HSC - Hospital Samaritano Campinas (SP) — Prova 2023
Mulher de 39 anos, em consulta ginecológica questiona o médico sobre a indicação de mamografia. Ela nunca engravidou e nunca utilizou nenhum método contraceptivo pois é homossexual, sua menarca foi aos 9 anos, tem ciclos menstruais regulares com intervalo, duração e fluxo normais. Nega comorbidades, tabagista de 20 cigarros por dia há 20 anos. Nega antecedentes familiares de câncer. Exame físico das mamas normal.
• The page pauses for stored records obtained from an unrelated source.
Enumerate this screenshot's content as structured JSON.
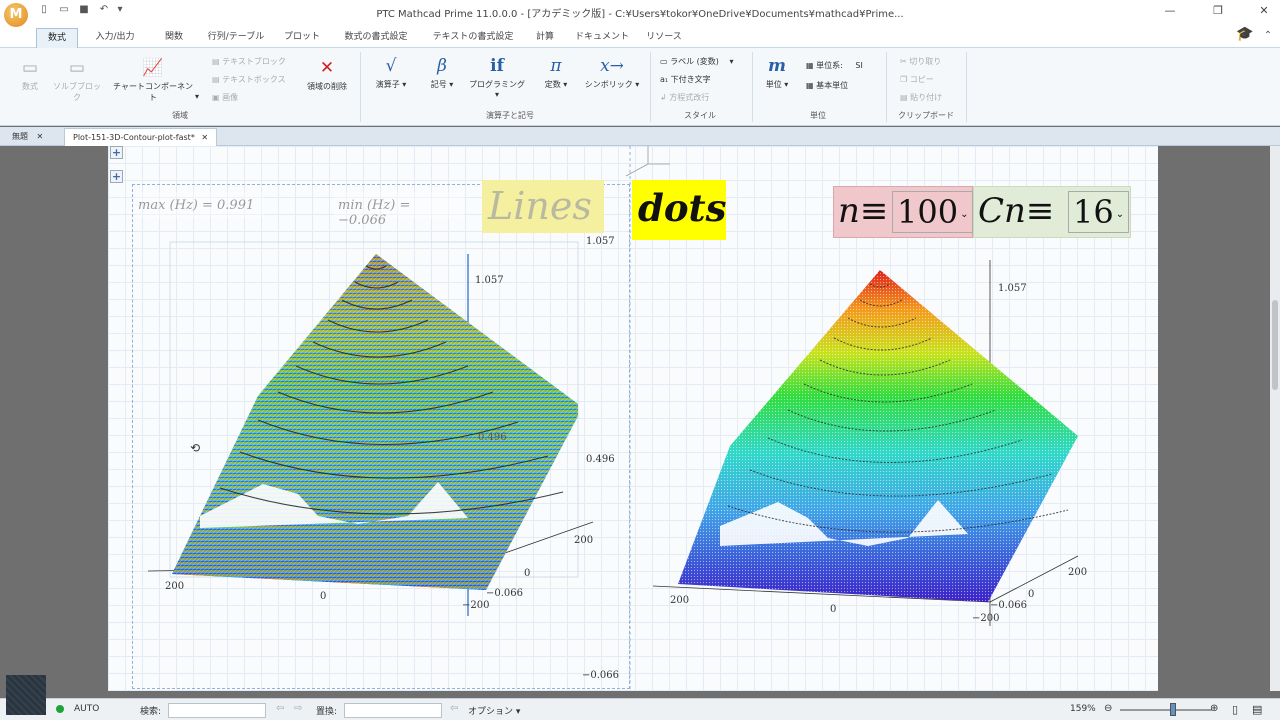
{
  "app": {
    "title": "PTC Mathcad Prime 11.0.0.0 - [アカデミック版] - C:¥Users¥tokor¥OneDrive¥Documents¥mathcad¥Prime...",
    "logo_letter": "M"
  },
  "ribbon_tabs": [
    "数式",
    "入力/出力",
    "関数",
    "行列/テーブル",
    "プロット",
    "数式の書式設定",
    "テキストの書式設定",
    "計算",
    "ドキュメント",
    "リソース"
  ],
  "ribbon": {
    "region_group": {
      "label": "領域",
      "buttons": [
        "数式",
        "ソルブブロック",
        "チャートコンポーネント",
        "領域の削除"
      ],
      "small": [
        "テキストブロック",
        "テキストボックス",
        "画像"
      ]
    },
    "operators_group": {
      "label": "演算子と記号",
      "buttons": [
        "演算子",
        "記号",
        "プログラミング",
        "定数",
        "シンボリック"
      ]
    },
    "style_group": {
      "label": "スタイル",
      "items": [
        "ラベル",
        "(変数)",
        "下付き文字",
        "方程式改行"
      ]
    },
    "units_group": {
      "label": "単位",
      "buttons": [
        "単位"
      ],
      "unit_system_label": "単位系:",
      "unit_system_value": "SI",
      "base_units": "基本単位"
    },
    "clipboard_group": {
      "label": "クリップボード",
      "items": [
        "切り取り",
        "コピー",
        "貼り付け"
      ]
    }
  },
  "doc_tabs": [
    "無題",
    "Plot-151-3D-Contour-plot-fast*"
  ],
  "worksheet": {
    "max_label": "max (Hz) = 0.991",
    "min_label": "min (Hz) = −0.066",
    "lines_label": "Lines",
    "dots_label": "dots",
    "n_def": "n≡",
    "n_value": "100",
    "cn_def": "Cn≡",
    "cn_value": "16",
    "left_plot": {
      "z_top": "1.057",
      "z_mid": "0.496",
      "x_200": "200",
      "x_0": "0",
      "y_200": "200",
      "y_0": "0",
      "y_neg200": "−200",
      "z_neg": "−0.066",
      "side_top": "1.057",
      "side_mid": "0.496",
      "side_bottom": "−0.066"
    },
    "right_plot": {
      "z_top": "1.057",
      "x_200": "200",
      "x_0": "0",
      "y_200": "200",
      "y_0": "0",
      "y_neg200": "−200",
      "z_neg": "−0.066"
    }
  },
  "status_bar": {
    "calc_mode": "AUTO",
    "search_label": "検索:",
    "replace_label": "置換:",
    "options_label": "オプション",
    "zoom": "159%"
  },
  "colors": {
    "accent": "#1e6fc4",
    "lines_highlight": "#f5f0a0",
    "dots_highlight": "#ffff00",
    "n_box": "#f0c8cc",
    "cn_box": "#e1ecd8"
  }
}
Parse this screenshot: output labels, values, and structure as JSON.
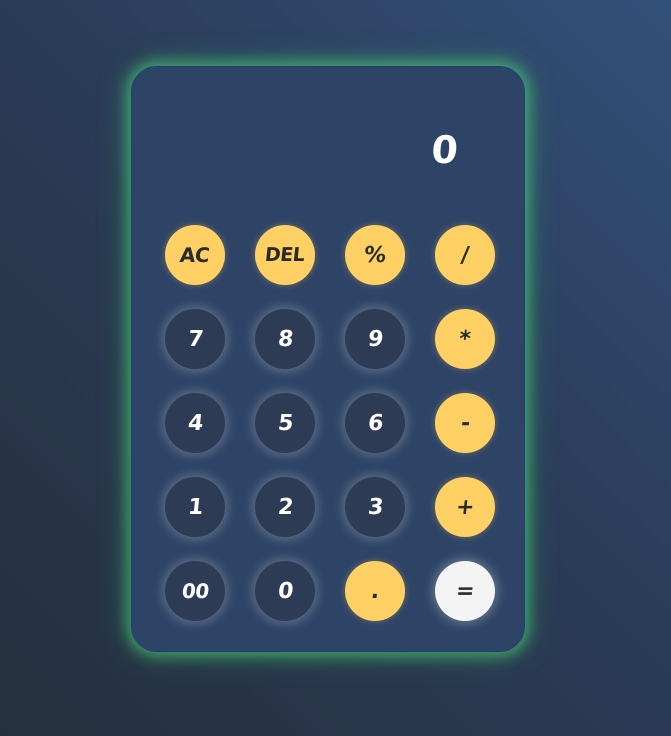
{
  "display": {
    "value": "0"
  },
  "keys": {
    "ac": "AC",
    "del": "DEL",
    "percent": "%",
    "divide": "/",
    "seven": "7",
    "eight": "8",
    "nine": "9",
    "multiply": "*",
    "four": "4",
    "five": "5",
    "six": "6",
    "subtract": "-",
    "one": "1",
    "two": "2",
    "three": "3",
    "add": "+",
    "double_zero": "00",
    "zero": "0",
    "decimal": ".",
    "equals": "="
  },
  "colors": {
    "operator_key": "#ffd064",
    "number_key": "#2d3b55",
    "equals_key": "#f4f4f4",
    "panel": "#2e4466",
    "glow": "#50e678"
  }
}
Em relação à indicação de rastreamento mamográfico de acordo com as diretrizes do Ministério da Saúde, assinale a correta.
Rastreamento mamográfico MS: 50-69 anos, bianual, mesmo com fatores de risco em <50 anos.
As diretrizes do Ministério da Saúde para rastreamento mamográfico populacional indicam o início aos 50 anos e a periodicidade bianual, independentemente da presença de fatores de risco individuais em mulheres mais jovens, devido à falta de evidências de benefício que superem os riscos.
O rastreamento mamográfico é uma estratégia fundamental na detecção precoce do câncer de mama, visando reduzir a mortalidade pela doença. No Brasil, as diretrizes do Ministério da Saúde recomendam o rastreamento populacional para mulheres de 50 a 69 anos, com mamografia a cada dois anos. Essa recomendação é baseada em evidências científicas que demonstram o melhor balanço entre benefícios (detecção precoce) e riscos (falsos positivos, sobrediagnóstico, exposição à radiação) nessa faixa etária. A fisiopatologia do câncer de mama envolve múltiplos fatores genéticos e ambientais, e a presença de fatores de risco como menarca precoce, nuliparidade e tabagismo aumenta a probabilidade individual de desenvolver a doença. No entanto, para o rastreamento populacional, a idade é o principal critério, pois a incidência e a sensibilidade da mamografia aumentam significativamente após os 50 anos. A densidade mamária em mulheres mais jovens pode dificultar a detecção de lesões. O tratamento do câncer de mama depende do estágio da doença e inclui cirurgia, radioterapia, quimioterapia, terapia hormonal e terapia-alvo. A detecção precoce através do rastreamento melhora significativamente o prognóstico. É crucial que residentes compreendam as diretrizes nacionais para evitar a realização de exames desnecessários em pacientes de baixo risco e garantir a correta aplicação das políticas de saúde pública.
De acordo com as diretrizes do Ministério da Saúde, o rastreamento mamográfico populacional é recomendado para mulheres na faixa etária de 50 a 69 anos.
Para o rastreamento populacional, a presença de fatores de risco não antecipa o início da mamografia antes dos 50 anos, conforme as diretrizes do MS, que priorizam a relação risco-benefício para a população geral.
A periodicidade recomendada para o rastreamento mamográfico populacional pelo Ministério da Saúde é bianual, ou seja, a cada dois anos, para mulheres entre 50 e 69 anos.